‘One 17 Challenge’ underway

Third annual fund raiser for Project 117 puts 17 participants to the test

Alyx Arnett

Jeffrey Bennett had the smells of rice and beans wafting through his dental office, Bennett & Jones Dental Care, last week as he took the rice and beans challenge.

Last Monday through Friday, that’s all he ate all week in the hopes of raising funds and awareness for Project 117, a nonprofit that provides education to children in Haiti through the development of a school system.

In taking the challenge, Bennett said it was the least he could do, as having access to rice and beans for many in Haiti would be considered a blessing, not a challenge.

“In Haiti many of those people would be thankful to have that meal,” he said.

Bennett got involved with Project 117 several years ago when he went there on a trip to provide free dental care to Haitians. It was there where he met Curtis Stout, founder of Project 117, while Stout was working on getting the school built.

Having seen the living conditions of many in Haiti, Bennett said he hopes to enough people to remember to count their blessings.

“The fact is that we have a lot of choices every day that we take for granted. Certainly it’s in the food that we eat, and we have a lot of excess and just a lot of privilege,” he said.

In addition to Bennett, 16 others stepped up to take three other challenges. Stout himself, along with participants Seth Vautaw and Perry Beko, are taking the water haul challenge. For Vautaw, he will haul two 25-pound dumbbells two miles per day for five days around a track here in town to symbolize carrying five-gallon buckets of water.

Another group of participants is taking the poverty line challenge since the average family in Project 117’s school lives on less than $2 per day. For Lynn Hale, she’s giving up luxuries like coffee and eating on $2 or less for five days.

The final test challenges participants to go without electricity for three days since electricity is a luxury in Haiti that a vast majority of its residents don’t enjoy at home.

Stout said he hopes the challenges the participants are representing raise a little more awareness to the different injustices that the students at his school in Haiti and their parents experience on a daily basis.

A majority of the funds raised will go to general operating expenses at the school, which continues to expand. Currently, there are three levels of kindergarten, a first grade, a second grade, and 15 to 18 adults in a literacy class. In total, there are 129 students. The school was established in February 2014.

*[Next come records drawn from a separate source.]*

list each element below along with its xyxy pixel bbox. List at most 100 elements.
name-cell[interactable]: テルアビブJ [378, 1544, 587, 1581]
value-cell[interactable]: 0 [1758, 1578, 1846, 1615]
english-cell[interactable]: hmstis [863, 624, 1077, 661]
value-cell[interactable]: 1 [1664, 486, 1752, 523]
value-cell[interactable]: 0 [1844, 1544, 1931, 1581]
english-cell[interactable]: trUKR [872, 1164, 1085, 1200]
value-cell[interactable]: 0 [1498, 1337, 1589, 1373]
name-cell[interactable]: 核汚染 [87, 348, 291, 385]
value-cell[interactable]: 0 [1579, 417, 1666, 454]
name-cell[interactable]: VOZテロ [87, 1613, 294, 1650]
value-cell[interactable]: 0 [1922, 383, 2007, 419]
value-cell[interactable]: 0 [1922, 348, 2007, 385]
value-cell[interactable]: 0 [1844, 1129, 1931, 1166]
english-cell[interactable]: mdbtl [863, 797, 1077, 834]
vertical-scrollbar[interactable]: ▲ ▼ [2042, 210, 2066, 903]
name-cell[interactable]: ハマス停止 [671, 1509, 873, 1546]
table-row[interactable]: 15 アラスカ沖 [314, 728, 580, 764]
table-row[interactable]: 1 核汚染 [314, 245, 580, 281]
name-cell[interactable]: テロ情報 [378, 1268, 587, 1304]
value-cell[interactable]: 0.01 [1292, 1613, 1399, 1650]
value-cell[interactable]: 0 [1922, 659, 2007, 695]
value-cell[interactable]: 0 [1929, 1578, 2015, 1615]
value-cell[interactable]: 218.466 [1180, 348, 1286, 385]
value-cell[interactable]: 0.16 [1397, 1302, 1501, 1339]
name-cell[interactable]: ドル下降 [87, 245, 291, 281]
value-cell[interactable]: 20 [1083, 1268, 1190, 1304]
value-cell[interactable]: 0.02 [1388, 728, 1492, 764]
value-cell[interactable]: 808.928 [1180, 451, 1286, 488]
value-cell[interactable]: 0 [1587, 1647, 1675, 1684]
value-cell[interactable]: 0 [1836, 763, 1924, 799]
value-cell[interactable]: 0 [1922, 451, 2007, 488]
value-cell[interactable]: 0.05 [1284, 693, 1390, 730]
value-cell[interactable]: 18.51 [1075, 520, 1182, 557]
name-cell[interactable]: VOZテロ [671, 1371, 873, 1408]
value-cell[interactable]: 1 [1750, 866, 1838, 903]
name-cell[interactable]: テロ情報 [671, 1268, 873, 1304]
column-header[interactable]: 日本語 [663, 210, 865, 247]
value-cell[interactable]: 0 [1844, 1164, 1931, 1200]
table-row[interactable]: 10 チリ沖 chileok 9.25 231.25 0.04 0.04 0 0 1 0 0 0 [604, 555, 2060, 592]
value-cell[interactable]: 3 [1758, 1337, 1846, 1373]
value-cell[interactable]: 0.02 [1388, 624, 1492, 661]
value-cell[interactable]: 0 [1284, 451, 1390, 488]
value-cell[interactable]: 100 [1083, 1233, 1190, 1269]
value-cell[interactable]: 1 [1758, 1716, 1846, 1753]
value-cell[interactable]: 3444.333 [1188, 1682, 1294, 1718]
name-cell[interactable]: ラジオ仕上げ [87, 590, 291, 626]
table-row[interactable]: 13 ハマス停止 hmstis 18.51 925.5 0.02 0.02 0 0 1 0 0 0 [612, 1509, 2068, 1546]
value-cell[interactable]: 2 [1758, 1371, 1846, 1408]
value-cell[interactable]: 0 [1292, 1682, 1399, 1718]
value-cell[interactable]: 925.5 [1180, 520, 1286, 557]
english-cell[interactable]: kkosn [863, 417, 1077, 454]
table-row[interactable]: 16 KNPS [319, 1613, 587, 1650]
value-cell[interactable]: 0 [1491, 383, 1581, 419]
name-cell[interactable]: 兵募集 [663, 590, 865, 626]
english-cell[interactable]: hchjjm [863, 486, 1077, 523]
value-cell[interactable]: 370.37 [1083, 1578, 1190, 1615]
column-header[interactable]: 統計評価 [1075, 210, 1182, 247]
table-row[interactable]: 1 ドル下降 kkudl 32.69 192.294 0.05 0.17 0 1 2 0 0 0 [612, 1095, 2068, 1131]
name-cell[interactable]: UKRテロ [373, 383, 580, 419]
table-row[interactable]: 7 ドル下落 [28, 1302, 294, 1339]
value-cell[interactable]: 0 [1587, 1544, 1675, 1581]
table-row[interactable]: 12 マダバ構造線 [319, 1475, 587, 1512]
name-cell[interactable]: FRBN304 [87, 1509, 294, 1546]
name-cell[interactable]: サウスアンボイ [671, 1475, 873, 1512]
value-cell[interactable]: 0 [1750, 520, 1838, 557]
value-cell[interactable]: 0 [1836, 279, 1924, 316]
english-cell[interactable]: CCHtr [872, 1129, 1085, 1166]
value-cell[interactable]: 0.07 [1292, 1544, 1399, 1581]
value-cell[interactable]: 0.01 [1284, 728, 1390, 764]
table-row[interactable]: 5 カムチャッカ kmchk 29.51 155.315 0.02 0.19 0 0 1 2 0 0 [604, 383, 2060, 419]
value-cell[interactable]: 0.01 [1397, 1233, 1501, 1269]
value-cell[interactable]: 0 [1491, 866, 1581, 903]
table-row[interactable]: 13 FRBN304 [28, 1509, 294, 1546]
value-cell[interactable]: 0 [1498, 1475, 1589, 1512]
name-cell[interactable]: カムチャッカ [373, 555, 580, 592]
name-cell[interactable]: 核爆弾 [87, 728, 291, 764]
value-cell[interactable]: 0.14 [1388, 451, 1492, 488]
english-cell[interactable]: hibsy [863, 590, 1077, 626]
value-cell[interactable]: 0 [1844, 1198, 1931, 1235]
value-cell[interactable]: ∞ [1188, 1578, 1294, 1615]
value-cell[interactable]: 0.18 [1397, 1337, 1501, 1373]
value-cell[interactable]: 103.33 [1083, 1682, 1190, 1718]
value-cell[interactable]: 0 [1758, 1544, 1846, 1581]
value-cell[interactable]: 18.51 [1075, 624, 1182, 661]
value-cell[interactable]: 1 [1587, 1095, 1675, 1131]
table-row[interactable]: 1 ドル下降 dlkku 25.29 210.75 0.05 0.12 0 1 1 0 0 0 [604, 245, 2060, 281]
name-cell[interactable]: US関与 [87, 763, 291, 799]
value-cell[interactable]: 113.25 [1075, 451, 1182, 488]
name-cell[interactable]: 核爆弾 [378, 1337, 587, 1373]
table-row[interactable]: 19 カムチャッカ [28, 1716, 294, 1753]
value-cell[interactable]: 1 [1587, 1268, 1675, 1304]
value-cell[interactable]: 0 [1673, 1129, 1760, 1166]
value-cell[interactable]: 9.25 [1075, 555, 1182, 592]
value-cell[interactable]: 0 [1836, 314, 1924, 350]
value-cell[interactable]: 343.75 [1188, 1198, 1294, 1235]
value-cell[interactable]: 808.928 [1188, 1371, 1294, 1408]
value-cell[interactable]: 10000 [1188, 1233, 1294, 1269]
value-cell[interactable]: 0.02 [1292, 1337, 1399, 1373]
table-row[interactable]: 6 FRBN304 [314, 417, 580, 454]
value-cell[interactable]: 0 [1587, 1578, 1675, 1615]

Most recently, construction wrapped up on a $110,000 building on campus that marked the second building for Project 117. The building was entirely Haitian-built and will open next school year. With a Haitian workforce and 20 employed at the school, Stout said the economic impact is being felt.

“That was one of the biggest effects of deciding to do this building will all Haitian construction this time. We’re seeing the community buy into what we’re doing at a completely new level because of that investment from them in what we’re doing,” he said. “Through employing local people and purchasing materials from local businesses is a huge deal. That’s what’s actually going to change the country, seeing the locals actually own it and develop it and take it further.”